Human anatomical elements are representative of all major skeleton areas, although they are not representative of the entire skeleton, element-by element. Some elements are scarce or absent. This may be due to the small area of excavation rather than by selective butchery.
Elements that have a small diameter with little marrow content appear almost unbroken. The most damaged are the skulls, mandibles, maxillae, the femur fragment, and vertebrae. This patterning is also observed on the non-human animal remains from the Aurora stratum and is consistent with those bones that held the most nutritional value.
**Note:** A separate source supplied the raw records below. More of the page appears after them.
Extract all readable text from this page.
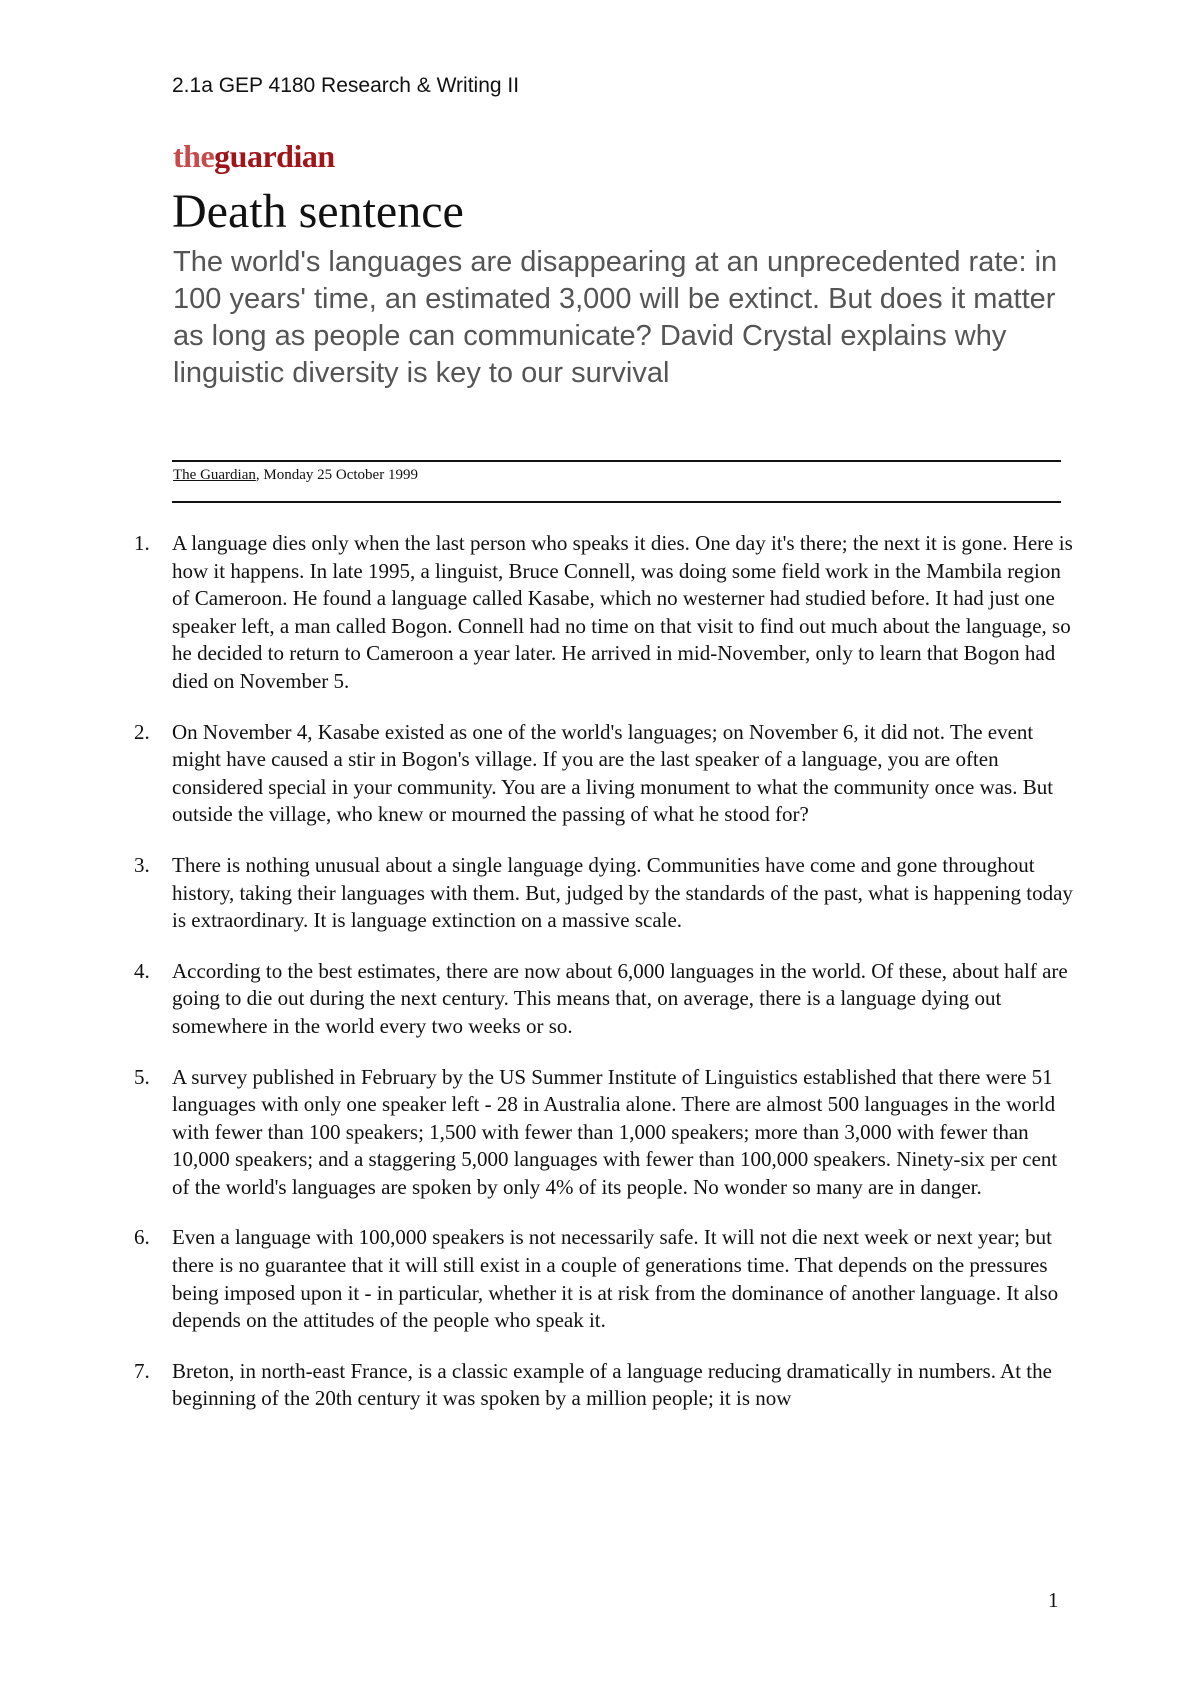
2.1a GEP 4180 Research & Writing II
theguardian
Death sentence

The world's languages are disappearing at an unprecedented rate: in 100 years' time, an estimated 3,000 will be extinct. But does it matter as long as people can communicate? David Crystal explains why linguistic diversity is key to our survival

The Guardian, Monday 25 October 1999
1. A language dies only when the last person who speaks it dies. One day it's there; the next it is gone. Here is how it happens. In late 1995, a linguist, Bruce Connell, was doing some field work in the Mambila region of Cameroon. He found a language called Kasabe, which no westerner had studied before. It had just one speaker left, a man called Bogon. Connell had no time on that visit to find out much about the language, so he decided to return to Cameroon a year later. He arrived in mid-November, only to learn that Bogon had died on November 5.
2. On November 4, Kasabe existed as one of the world's languages; on November 6, it did not. The event might have caused a stir in Bogon's village. If you are the last speaker of a language, you are often considered special in your community. You are a living monument to what the community once was. But outside the village, who knew or mourned the passing of what he stood for?
3. There is nothing unusual about a single language dying. Communities have come and gone throughout history, taking their languages with them. But, judged by the standards of the past, what is happening today is extraordinary. It is language extinction on a massive scale.
4. According to the best estimates, there are now about 6,000 languages in the world. Of these, about half are going to die out during the next century. This means that, on average, there is a language dying out somewhere in the world every two weeks or so.
5. A survey published in February by the US Summer Institute of Linguistics established that there were 51 languages with only one speaker left - 28 in Australia alone. There are almost 500 languages in the world with fewer than 100 speakers; 1,500 with fewer than 1,000 speakers; more than 3,000 with fewer than 10,000 speakers; and a staggering 5,000 languages with fewer than 100,000 speakers. Ninety-six per cent of the world's languages are spoken by only 4% of its people. No wonder so many are in danger.
6. Even a language with 100,000 speakers is not necessarily safe. It will not die next week or next year; but there is no guarantee that it will still exist in a couple of generations time. That depends on the pressures being imposed upon it - in particular, whether it is at risk from the dominance of another language. It also depends on the attitudes of the people who speak it.
7. Breton, in north-east France, is a classic example of a language reducing dramatically in numbers. At the beginning of the 20th century it was spoken by a million people; it is now
1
Cutmarks have been observed on radii, phalanges and metapodials, suggesting dismembering. They are also frequent at strong muscle attachment points on the crania (face muscles, temporalis and sternocleidomastoid). This suggests detachment of the cheeks. Cutmarks on the temporal bones indicate separation of the head from the trunk. Vertebral damage is frequent and is considered to be mainly due to dismembering, defleshing and crushing the spongy bone portions.
Comparison with Other Sites:
Cutmarks are more abundant in the Aurora Stratum than at many other sites, probably because most anatomical elements recovered are bones with little meat and strong muscle attachments. Conchoidal scars, adhering flakes and peeling also appear more abundant, in contrast to the greater abundance of percussion scars seen on bones from Mancos and Yellow Jacket in Colorado. This is likely to be due to the lack of fire among early Pleistocene hominids in comparison to the Anasazi culture.
Type of Cannibalism:
The Aurora stratum is characterised by:
- analogous butchering techniques in human and non-human animals
- similar breakage patterns to extract the marrow
- identical pattern of post-processing discard of humans and animals
In summary, the techniques observed were aimed at meat and marrow extraction. No ritual treatment can be suggested in this assemblage. It is, therefore, presumed that nutritional purposes were the cause of this case of cannibalism.
If it is assumed that the stratum represents a single incidental and short event, then the temperate environment indicated by pollen evidence and the high diversity of faunal remains do not justify a starvation period survival strategy. It is therefore suggested this represents gastronomic cannibalism.
Equally, if the event represents a biologically long period of time, then the distribution indicates cannibalism was taking place throughout this period of time. This also can be modelled as gastronomic cannibalism, indicating humans were part of the diet of other humans.
Fernández-Jalvo, Y, Díez, J.C, Cáceres, I and Rosell, J. 1999. Human cannibalism in the Early Pleistocene of Europe (Gran Dolina, Sierra de Atapuerca, Burgos, Spain). Journal of Human Evolution 37: 591-622.